Resting heart rate (HR) associates with cardiovascular outcomes in the general population and in patients with hypertension and heart failure. The accuracy of pulse rate acquired by 24-h ambulatory blood pressure monitoring (ABPM-PR) in comparison with Holter-ECG HR (Holter-HR) is unknown.
We aimed at investigating the accuracy of ABPM-PR when compared with Holter-HR.

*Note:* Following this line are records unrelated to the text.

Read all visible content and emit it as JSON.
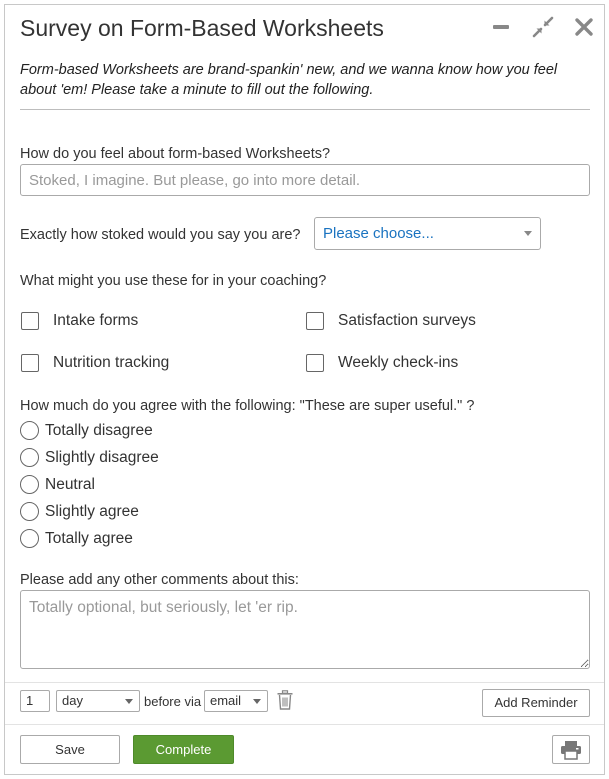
{
  "dialog": {
    "title": "Survey on Form-Based Worksheets",
    "intro": "Form-based Worksheets are brand-spankin' new, and we wanna know how you feel about 'em! Please take a minute to fill out the following.",
    "icons": [
      "minimize-icon",
      "collapse-icon",
      "close-icon"
    ]
  },
  "q1": {
    "label": "How do you feel about form-based Worksheets?",
    "placeholder": "Stoked, I imagine. But please, go into more detail.",
    "value": ""
  },
  "q2": {
    "label": "Exactly how stoked would you say you are?",
    "selected": "Please choose..."
  },
  "q3": {
    "label": "What might you use these for in your coaching?",
    "options": [
      "Intake forms",
      "Satisfaction surveys",
      "Nutrition tracking",
      "Weekly check-ins"
    ]
  },
  "q4": {
    "label": "How much do you agree with the following: \"These are super useful.\" ?",
    "options": [
      "Totally disagree",
      "Slightly disagree",
      "Neutral",
      "Slightly agree",
      "Totally agree"
    ]
  },
  "q5": {
    "label": "Please add any other comments about this:",
    "placeholder": "Totally optional, but seriously, let 'er rip.",
    "value": ""
  },
  "reminder": {
    "amount": "1",
    "unit": "day",
    "before_via": "before via",
    "channel": "email",
    "add_label": "Add Reminder"
  },
  "footer": {
    "save_label": "Save",
    "complete_label": "Complete"
  },
  "colors": {
    "accent_green": "#5b9a32",
    "select_link_blue": "#1a73c0",
    "border": "#c8c8c8"
  }
}
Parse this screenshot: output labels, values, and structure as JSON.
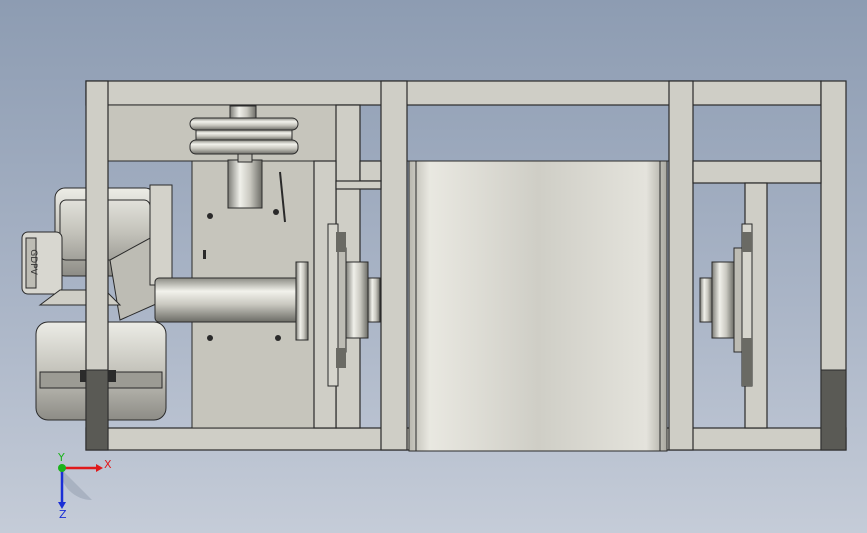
{
  "colors": {
    "background_top": "#8d9cb2",
    "background_bottom": "#c5ccd8",
    "frame": "#cfcec6",
    "axis_x": "#e0191b",
    "axis_y": "#1bb31b",
    "axis_z": "#1a2fd6"
  },
  "triad": {
    "x_label": "X",
    "y_label": "Y",
    "z_label": "Z"
  },
  "engine": {
    "brand_label": "GDPV"
  }
}
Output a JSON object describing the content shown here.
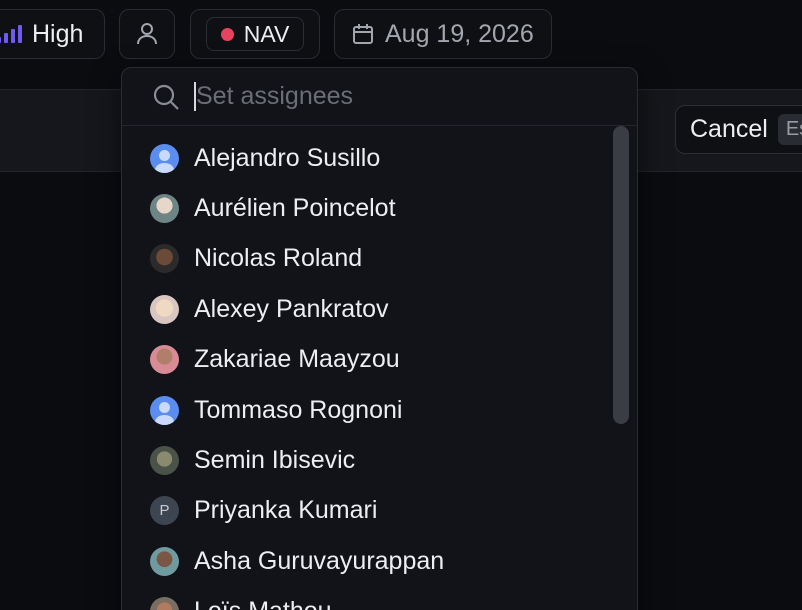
{
  "toolbar": {
    "priority_label": "High",
    "label_name": "NAV",
    "date": "Aug 19, 2026"
  },
  "editor": {
    "cancel_label": "Cancel",
    "cancel_shortcut": "Es"
  },
  "dropdown": {
    "search_placeholder": "Set assignees",
    "assignees": [
      {
        "name": "Alejandro Susillo",
        "avatar": "generic"
      },
      {
        "name": "Aurélien Poincelot",
        "avatar": "photo-1"
      },
      {
        "name": "Nicolas Roland",
        "avatar": "photo-2"
      },
      {
        "name": "Alexey Pankratov",
        "avatar": "photo-3"
      },
      {
        "name": "Zakariae Maayzou",
        "avatar": "photo-4"
      },
      {
        "name": "Tommaso Rognoni",
        "avatar": "generic"
      },
      {
        "name": "Semin Ibisevic",
        "avatar": "photo-5"
      },
      {
        "name": "Priyanka Kumari",
        "avatar": "initial",
        "initial": "P"
      },
      {
        "name": "Asha Guruvayurappan",
        "avatar": "photo-6"
      },
      {
        "name": "Loïs Mathou",
        "avatar": "photo-7"
      }
    ]
  },
  "colors": {
    "priority_bars": "#6f5bf0",
    "label_dot": "#e8435e"
  }
}
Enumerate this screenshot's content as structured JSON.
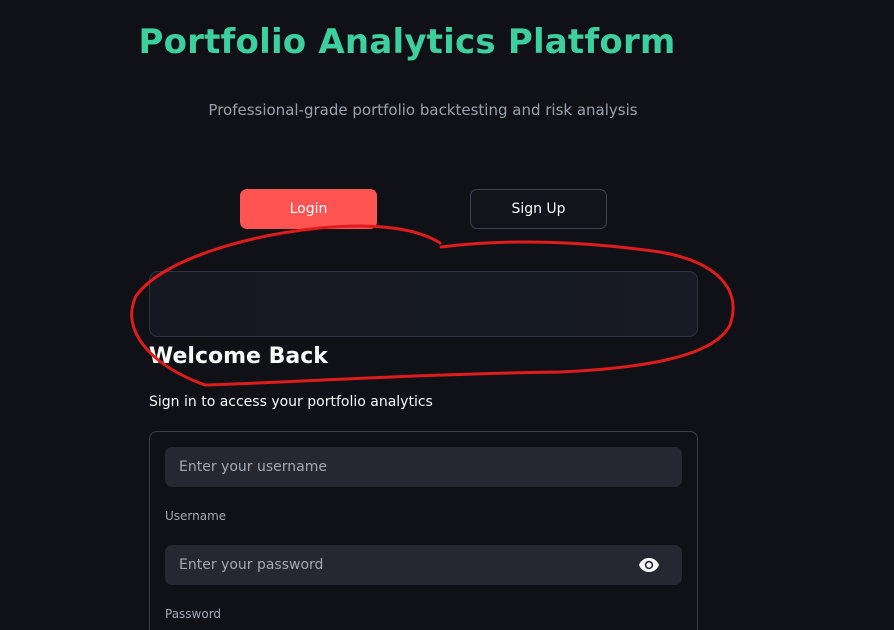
{
  "header": {
    "title": "Portfolio Analytics Platform",
    "subtitle": "Professional-grade portfolio backtesting and risk analysis"
  },
  "tabs": {
    "login_label": "Login",
    "signup_label": "Sign Up",
    "active": "Login"
  },
  "login": {
    "heading": "Welcome Back",
    "description": "Sign in to access your portfolio analytics",
    "username": {
      "placeholder": "Enter your username",
      "value": "",
      "label": "Username"
    },
    "password": {
      "placeholder": "Enter your password",
      "value": "",
      "label": "Password",
      "toggle_icon": "eye-icon"
    }
  },
  "colors": {
    "accent_title": "#3ecf9e",
    "primary_button": "#ff5452",
    "background": "#0f1117",
    "annotation_stroke": "#e01b1b"
  }
}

The current study included 1500 patients of a general cardiology outpatient unit undergoing simultaneous Holter and ABPM recordings. ABPM-PR differed marginally from Holter-HR by 0.55 bpm for 24-h average [95% confidence interval (CI): 0.37-0.73, P < 0.001], 1.27 bpm for daytime (95% CI: -0.98-1.56, P < 0.001) and 0.63 bpm for night-time (95% CI: 0.40-0.86 bpm; P < 0.001). The absolute delta between 24-h Holter-HR and ABPM-PR was less than 5 and less than 10 bpm in 1363 (91%) and 1458 (97%) patients, respectively. 24-h ABPM-PR more commonly underestimated than overestimated (7 versus 2%) 24-h Holter-HR by at least 5 bpm. The mean difference between Holter-HR and ABPM-PR was higher (+1.9 bpm; 95% CI: 0.9-3.0; P < 0.001) in patients with than without atrial fibrillation. There was no significant difference between Holter-HR and ABPM-PR in patients without supraventricular or ventricular extrasystoles (both P ≥ 0.750).
ABPM-PR did not differ clinically meaningful from Holter-HR recordings in most patients and might be useful for risk prediction in hypertension.